Not the happiest world we've encountered. |
Not every alien creature you bump into is friendly. In fact, most of them want to eat you in fun and creative ways. On top of that, many outposts have to deal with criminals, who abduct people and hold them hostage. You can lend a hand, rescue hostages, kill baddies, get rewards like tech upgrades and epic new gear and some NPCs will even ask to join your crew when you help them enough. Help a depressing space ape with a difficult quest and he might just become your new engineer! Use tech upgrades from reward bags to unlock wall jumps, dash moves or the ability to morph into a ball and fit into tight spaces like Samus Aran.
You can always start your own settlement on a planet if your ship gets too crowded. |
Dungeons can range from small, five minute affairs like the challenge rooms (e.g. you have one attempt to dodge the traps and kill the baddies to get your reward) to huge story-driven arenas full of monsters, hidden treasure and a super tough boss battle at the end. Unlike most other areas, these dungeons are hand-crafted and not random-generated. This hurts replayablility a bit, but gives them a coherent structure, which is often difficult with procedurally-generated stuff.

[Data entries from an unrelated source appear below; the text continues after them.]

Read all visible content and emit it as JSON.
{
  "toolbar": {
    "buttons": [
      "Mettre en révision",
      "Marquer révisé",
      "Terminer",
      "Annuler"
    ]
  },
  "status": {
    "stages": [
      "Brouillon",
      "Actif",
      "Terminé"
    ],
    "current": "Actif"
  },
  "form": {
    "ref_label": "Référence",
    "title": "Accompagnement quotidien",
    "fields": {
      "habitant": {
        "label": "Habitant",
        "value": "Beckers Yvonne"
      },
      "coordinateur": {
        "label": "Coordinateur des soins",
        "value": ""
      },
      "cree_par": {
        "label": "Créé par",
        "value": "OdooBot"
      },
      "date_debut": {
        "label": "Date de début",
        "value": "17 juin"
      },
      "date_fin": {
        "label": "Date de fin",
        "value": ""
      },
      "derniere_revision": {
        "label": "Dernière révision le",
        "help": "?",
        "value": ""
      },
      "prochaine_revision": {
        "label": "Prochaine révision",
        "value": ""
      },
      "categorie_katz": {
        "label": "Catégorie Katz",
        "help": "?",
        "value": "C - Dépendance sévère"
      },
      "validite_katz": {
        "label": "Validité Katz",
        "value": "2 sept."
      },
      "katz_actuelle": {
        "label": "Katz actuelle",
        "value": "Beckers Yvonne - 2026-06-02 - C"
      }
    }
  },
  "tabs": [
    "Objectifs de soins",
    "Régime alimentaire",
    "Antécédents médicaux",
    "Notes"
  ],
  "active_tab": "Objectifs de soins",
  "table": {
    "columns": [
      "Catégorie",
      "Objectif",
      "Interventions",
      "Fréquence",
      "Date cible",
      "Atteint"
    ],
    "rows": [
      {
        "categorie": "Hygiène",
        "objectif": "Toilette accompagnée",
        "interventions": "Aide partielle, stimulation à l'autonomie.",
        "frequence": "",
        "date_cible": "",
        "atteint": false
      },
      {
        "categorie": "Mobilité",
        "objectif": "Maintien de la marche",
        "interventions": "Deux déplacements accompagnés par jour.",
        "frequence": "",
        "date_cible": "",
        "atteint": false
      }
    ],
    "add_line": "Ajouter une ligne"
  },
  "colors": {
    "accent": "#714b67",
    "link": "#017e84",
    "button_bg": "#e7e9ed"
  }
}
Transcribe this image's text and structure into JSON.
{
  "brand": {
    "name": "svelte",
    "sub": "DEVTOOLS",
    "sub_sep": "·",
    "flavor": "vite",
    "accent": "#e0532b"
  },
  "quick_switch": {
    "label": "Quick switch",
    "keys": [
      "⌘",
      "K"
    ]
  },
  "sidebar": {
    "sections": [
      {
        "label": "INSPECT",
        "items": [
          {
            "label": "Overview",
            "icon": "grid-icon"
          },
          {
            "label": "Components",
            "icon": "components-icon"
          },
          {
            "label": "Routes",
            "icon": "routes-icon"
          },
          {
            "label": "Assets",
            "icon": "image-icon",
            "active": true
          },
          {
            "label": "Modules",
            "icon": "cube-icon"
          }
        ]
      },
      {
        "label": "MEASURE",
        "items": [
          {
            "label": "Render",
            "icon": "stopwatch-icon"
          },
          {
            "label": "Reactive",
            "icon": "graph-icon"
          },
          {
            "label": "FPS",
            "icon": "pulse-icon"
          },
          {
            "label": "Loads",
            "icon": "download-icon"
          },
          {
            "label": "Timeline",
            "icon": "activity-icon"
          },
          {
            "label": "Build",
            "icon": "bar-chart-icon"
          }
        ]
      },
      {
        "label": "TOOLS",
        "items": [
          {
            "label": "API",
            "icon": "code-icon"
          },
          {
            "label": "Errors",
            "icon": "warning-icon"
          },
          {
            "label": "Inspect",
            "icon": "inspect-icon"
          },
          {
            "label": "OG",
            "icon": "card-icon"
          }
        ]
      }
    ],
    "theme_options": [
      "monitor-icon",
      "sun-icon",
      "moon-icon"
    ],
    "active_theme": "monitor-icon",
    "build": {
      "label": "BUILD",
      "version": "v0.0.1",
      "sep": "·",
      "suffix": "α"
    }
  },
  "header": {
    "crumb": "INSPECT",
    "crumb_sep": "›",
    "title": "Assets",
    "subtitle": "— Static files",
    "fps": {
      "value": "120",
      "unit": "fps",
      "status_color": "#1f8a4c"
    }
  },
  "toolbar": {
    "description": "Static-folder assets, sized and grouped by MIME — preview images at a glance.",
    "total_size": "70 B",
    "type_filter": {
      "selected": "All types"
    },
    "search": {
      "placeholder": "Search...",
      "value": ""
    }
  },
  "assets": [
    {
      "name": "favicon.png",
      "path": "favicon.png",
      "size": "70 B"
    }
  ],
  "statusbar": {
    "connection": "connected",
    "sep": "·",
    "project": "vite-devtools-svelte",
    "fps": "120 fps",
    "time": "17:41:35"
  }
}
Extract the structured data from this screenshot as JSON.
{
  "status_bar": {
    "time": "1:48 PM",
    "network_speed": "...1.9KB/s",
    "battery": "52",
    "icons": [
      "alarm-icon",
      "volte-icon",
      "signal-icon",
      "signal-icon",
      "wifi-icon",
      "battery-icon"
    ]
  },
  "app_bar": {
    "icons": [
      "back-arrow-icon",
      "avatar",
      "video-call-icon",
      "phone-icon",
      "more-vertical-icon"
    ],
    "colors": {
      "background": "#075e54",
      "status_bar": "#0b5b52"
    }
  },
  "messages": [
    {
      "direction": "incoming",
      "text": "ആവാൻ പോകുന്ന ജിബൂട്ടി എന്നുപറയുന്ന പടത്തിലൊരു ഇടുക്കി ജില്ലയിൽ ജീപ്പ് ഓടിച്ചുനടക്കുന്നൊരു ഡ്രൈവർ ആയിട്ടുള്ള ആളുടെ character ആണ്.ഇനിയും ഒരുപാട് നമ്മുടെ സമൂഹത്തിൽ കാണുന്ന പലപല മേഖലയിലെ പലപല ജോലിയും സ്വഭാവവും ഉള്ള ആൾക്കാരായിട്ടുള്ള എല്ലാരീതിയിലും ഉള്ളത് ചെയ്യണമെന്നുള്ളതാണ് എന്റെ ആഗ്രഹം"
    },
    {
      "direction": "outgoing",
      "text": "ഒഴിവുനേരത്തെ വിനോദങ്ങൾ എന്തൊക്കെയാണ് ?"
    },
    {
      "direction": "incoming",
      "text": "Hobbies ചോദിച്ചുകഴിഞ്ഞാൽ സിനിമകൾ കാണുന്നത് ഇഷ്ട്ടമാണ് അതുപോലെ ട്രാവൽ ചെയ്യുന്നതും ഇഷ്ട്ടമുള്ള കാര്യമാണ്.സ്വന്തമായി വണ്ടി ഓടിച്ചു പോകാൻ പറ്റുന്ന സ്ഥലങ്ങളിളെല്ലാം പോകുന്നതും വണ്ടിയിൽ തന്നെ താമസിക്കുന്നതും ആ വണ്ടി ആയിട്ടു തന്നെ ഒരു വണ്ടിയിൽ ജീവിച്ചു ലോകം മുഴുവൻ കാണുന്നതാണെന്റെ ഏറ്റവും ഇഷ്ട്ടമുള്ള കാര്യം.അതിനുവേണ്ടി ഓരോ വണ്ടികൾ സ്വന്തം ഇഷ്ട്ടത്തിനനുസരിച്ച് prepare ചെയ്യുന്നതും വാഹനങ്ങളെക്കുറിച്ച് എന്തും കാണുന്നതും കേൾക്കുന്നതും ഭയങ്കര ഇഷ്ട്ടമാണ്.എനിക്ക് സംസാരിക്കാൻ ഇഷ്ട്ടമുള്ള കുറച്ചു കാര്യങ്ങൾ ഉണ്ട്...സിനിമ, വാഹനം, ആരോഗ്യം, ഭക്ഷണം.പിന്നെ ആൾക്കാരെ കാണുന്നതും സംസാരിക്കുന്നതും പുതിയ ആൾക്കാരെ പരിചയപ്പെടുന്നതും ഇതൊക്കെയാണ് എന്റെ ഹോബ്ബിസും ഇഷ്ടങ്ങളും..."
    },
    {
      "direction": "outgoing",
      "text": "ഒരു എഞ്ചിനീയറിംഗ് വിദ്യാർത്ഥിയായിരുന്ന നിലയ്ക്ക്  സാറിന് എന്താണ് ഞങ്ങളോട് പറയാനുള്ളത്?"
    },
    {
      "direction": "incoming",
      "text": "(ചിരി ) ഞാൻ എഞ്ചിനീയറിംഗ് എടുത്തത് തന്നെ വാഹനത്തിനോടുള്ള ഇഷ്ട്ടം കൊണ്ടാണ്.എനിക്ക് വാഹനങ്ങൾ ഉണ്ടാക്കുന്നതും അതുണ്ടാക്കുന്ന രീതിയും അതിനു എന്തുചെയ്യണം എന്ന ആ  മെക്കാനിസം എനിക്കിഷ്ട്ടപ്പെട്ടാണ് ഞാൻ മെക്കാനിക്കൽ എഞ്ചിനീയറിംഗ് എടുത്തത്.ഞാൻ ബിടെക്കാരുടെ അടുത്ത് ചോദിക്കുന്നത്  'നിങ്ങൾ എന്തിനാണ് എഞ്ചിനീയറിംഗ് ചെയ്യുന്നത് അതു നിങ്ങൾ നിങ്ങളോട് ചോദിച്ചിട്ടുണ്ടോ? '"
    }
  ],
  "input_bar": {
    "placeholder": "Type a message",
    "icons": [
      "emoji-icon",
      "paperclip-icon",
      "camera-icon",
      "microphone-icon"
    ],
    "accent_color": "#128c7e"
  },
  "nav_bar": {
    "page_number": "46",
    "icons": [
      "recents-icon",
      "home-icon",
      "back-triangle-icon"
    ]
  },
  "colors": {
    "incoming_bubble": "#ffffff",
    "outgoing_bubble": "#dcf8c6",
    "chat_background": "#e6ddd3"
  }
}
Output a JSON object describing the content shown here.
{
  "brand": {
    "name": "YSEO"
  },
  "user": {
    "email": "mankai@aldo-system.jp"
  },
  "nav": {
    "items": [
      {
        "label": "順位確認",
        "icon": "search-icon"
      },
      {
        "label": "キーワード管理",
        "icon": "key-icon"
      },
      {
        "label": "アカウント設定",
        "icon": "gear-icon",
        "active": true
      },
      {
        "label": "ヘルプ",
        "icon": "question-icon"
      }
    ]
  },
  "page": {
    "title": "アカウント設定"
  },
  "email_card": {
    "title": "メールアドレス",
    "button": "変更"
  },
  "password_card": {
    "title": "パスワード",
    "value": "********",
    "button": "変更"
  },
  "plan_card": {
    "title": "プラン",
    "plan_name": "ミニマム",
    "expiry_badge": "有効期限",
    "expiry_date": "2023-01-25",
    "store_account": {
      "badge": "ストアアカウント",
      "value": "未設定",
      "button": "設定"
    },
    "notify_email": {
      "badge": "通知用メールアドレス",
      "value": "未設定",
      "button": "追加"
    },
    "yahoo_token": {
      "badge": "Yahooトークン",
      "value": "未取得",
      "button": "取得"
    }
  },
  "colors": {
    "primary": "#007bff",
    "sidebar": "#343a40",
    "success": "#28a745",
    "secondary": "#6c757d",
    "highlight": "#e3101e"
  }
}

There's still plenty of dungeon-like open world action like this prison. |
I've seen reviews, which refer to this game as a 'Terraria clone' and talk about Starbound as though it was aping its 'big brother Terraria' and other such nonsense. Yes, of course the similarities are super obvious, but this game doesn't simply copy stuff to cash in on a successful formula. It takes everything you can find in Terraria and adds to it, expands it, adds depth and complexity. This makes the game better and even greater than the already amazing Terraria.
However, there is also a downside, which comes in the form of a much steeper learning curve. Important features such as harvesting rocket fuel, hiring crew members or upgrading your crafting stations aren't exactly self-explanatory and the game does a poor job at explaining its features to new players. This game probably isn't for you if you're not willing to make regular trips to the wiki. But if you're content-clear on Terraria or simply looking for a fun, vast game to keep you busy for dozens of hours, then Starbound is a great choice.